Nel grande carnevale delle startup AI del 2025, c’è una regina indiscussa: OpenAI. L’azienda ha appena chiuso un round da 10 miliardi di dollari guidato da SoftBank, con una valutazione pre-money da 260 miliardi. Già solo questa cifra merita una scrollata di testa e un sorso di bourbon. Non è solo un finanziamento, è una dichiarazione di potere. Un grido al mercato: “il futuro dell’umanità passa dai nostri prompt”.
Dietro a questo slancio economico degno di una IPO di altri tempi, ci sono numeri che fanno girare la testa anche al più smaliziato dei venture capitalist: 3,7 miliardi di fatturato annuo, di cui 2,8 derivanti dagli abbonamenti a ChatGPT. Tradotto: l’AI come SaaS di massa sta funzionando. Molto più di quanto chiunque si aspettasse, anche nei peggiori incubi di un docente universitario che oggi compete con uno strumento da 20 dollari al mese.
Ecco perché Thrive Capital, Altimeter e Coatue si sono messi in fila con l’assegno già firmato. Perché la vera droga qui non è il fatturato in sé, ma la crescita. Da 1 a 3,7 miliardi in un anno è roba da togliere il sonno ai fondi late stage. Quelli che un tempo investivano in piattaforme enterprise e oggi si contendono chi può spingere un chatbot fino a diventare l’equivalente digitale della Coca-Cola.
L’ambizione? Roba alla Zuckerberg dei tempi d’oro: 3 miliardi di utenti attivi al mese entro il 2030. Una follia? Forse. Ma già oggi OpenAI dichiara 500 milioni di utenti attivi a settimana, contro i 300 milioni di dicembre. Se ti ricorda la curva di Facebook 2009-2012, è perché siamo su quella scala. Solo che ora non si parla più di social, ma di interfacce cognitive per la nuova élite digitale.

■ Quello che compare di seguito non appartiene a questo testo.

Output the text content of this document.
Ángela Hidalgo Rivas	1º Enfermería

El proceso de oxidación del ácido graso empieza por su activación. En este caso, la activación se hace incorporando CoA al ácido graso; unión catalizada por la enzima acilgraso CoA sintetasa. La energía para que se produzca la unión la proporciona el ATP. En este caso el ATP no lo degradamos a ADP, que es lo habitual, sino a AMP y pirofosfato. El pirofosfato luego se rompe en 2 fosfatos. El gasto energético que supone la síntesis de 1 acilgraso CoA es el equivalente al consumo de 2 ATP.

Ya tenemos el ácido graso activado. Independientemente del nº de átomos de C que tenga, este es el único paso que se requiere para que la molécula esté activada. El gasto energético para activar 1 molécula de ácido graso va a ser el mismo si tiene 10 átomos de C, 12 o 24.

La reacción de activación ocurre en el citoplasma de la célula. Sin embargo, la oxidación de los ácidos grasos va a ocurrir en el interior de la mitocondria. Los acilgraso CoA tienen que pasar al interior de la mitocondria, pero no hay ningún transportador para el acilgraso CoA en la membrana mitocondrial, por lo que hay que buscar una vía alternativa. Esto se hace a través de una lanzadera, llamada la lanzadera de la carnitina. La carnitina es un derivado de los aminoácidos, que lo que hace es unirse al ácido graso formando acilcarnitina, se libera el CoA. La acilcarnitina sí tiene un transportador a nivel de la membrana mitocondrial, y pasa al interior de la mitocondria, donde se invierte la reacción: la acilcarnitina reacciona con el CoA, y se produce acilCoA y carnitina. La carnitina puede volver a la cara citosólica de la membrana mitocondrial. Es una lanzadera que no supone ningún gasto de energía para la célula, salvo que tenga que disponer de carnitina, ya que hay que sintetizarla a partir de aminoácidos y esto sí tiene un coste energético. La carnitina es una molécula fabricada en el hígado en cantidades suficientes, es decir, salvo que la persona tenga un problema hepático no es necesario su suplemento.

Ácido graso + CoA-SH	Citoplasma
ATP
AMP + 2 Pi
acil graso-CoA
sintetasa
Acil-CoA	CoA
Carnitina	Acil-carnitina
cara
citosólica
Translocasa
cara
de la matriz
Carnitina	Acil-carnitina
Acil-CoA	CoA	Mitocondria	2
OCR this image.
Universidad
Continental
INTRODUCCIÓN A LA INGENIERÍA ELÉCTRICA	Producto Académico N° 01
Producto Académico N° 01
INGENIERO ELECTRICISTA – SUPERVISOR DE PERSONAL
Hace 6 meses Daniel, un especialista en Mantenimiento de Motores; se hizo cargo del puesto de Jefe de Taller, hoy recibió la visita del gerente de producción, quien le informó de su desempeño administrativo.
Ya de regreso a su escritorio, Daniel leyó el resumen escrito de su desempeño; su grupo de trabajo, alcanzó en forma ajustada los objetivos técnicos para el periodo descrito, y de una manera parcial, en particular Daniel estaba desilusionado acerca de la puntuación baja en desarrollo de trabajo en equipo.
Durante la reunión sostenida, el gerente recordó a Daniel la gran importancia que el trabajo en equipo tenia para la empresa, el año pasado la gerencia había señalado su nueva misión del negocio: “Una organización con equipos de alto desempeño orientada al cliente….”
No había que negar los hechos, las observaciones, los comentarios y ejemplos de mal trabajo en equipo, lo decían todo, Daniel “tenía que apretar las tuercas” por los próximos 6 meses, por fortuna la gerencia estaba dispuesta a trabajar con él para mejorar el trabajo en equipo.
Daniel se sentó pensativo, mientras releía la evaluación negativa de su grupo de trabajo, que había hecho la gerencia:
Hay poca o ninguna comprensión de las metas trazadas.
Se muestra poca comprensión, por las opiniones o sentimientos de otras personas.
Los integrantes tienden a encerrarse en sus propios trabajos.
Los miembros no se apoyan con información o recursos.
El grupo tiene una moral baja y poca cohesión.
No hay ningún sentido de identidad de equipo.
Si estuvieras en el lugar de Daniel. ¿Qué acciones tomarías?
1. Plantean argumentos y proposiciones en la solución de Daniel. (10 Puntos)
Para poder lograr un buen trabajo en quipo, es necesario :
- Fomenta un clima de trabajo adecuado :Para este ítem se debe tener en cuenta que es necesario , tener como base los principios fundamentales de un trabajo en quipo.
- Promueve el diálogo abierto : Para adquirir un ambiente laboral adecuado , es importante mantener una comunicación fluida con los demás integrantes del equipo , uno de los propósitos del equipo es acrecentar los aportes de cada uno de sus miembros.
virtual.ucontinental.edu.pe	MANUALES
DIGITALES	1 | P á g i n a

Non bastasse l’organico, OpenAI è anche a caccia. Dopo aver provato a portarsi a casa Cursor (di Anysphere), ora mette gli occhi su Windsurf (ex Codeium), con una proposta da 3 miliardi di dollari. Un’offerta che sa di M&A strategico per consolidare la dominanza nel settore coding AI. Ma qui non si parla più di software. Qui si parla di colonizzare il pensiero, partendo dai prompt per finire con lo stack.
Nel frattempo, sul fronte opposto del tavolo, chi non ha le spalle coperte come OpenAI comincia a cedere. È il caso emblematico di Wayfinder, fondata da Yuri Sagalov. La startup che, fino a ieri, raccolse 35 milioni di dollari per investire in AI emergente, oggi chiude bottega e vende il marchio a General Catalyst. Non i fondi, non le aziende, solo il brand. L’equivalente di vendere l’insegna del ristorante dopo che hai dovuto licenziare tutti i cuochi.
General Catalyst non si accontenta di pescare startup, ora vuole mettere le mani sui fondi che le nutrono. Da qui la scelta di trasformare la propria strategia seed in una macchina da guerra, partendo proprio da un ex di Y Combinator come Sagalov. Un modo elegante per dire: “Chi ha ancora tempo per perdere in fundraising, quando possiamo comprare chi ci ha già provato?”
La realtà è che il fundraising early-stage è in crisi nera. Solo 700 milioni raccolti nel primo trimestre dai nuovi gestori negli Stati Uniti. Un crollo del 56% su base annua. Il romanticismo delle micro-fund e delle tesi indipendenti sta finendo sotto il rullo compressore dei mega-fondi da 8 miliardi di dollari che si comprano tutto, marchi compresi. E se sei da solo, con il tuo fondo boutique da 20 milioni, sei il nuovo Don Chisciotte. Con l’unica differenza che oggi i mulini a vento si chiamano Sam Altman e Hemant Taneja.
In tutto questo, il vero paradosso è che le grandi scommesse oggi si fanno su software che parlano, ma che non hanno ancora una vera moats. Tutti inseguono il token, il prompt, la retention settimanale, ma pochi sembrano preoccuparsi della dipendenza totale da un’infrastruttura cloud monopolistica e da modelli black box che cambiano ogni tre mesi.
Il problema non è quanto vale OpenAI oggi, ma cosa accadrà quando il mercato scoprirà che l’intelligenza artificiale generativa non è una miniera d’oro, ma un castello di sabbia costruito sull’hype. Fino a quel momento, però, il circo continua. E ogni round da dieci miliardi è solo il biglietto d’ingresso alla prossima illusione collettiva.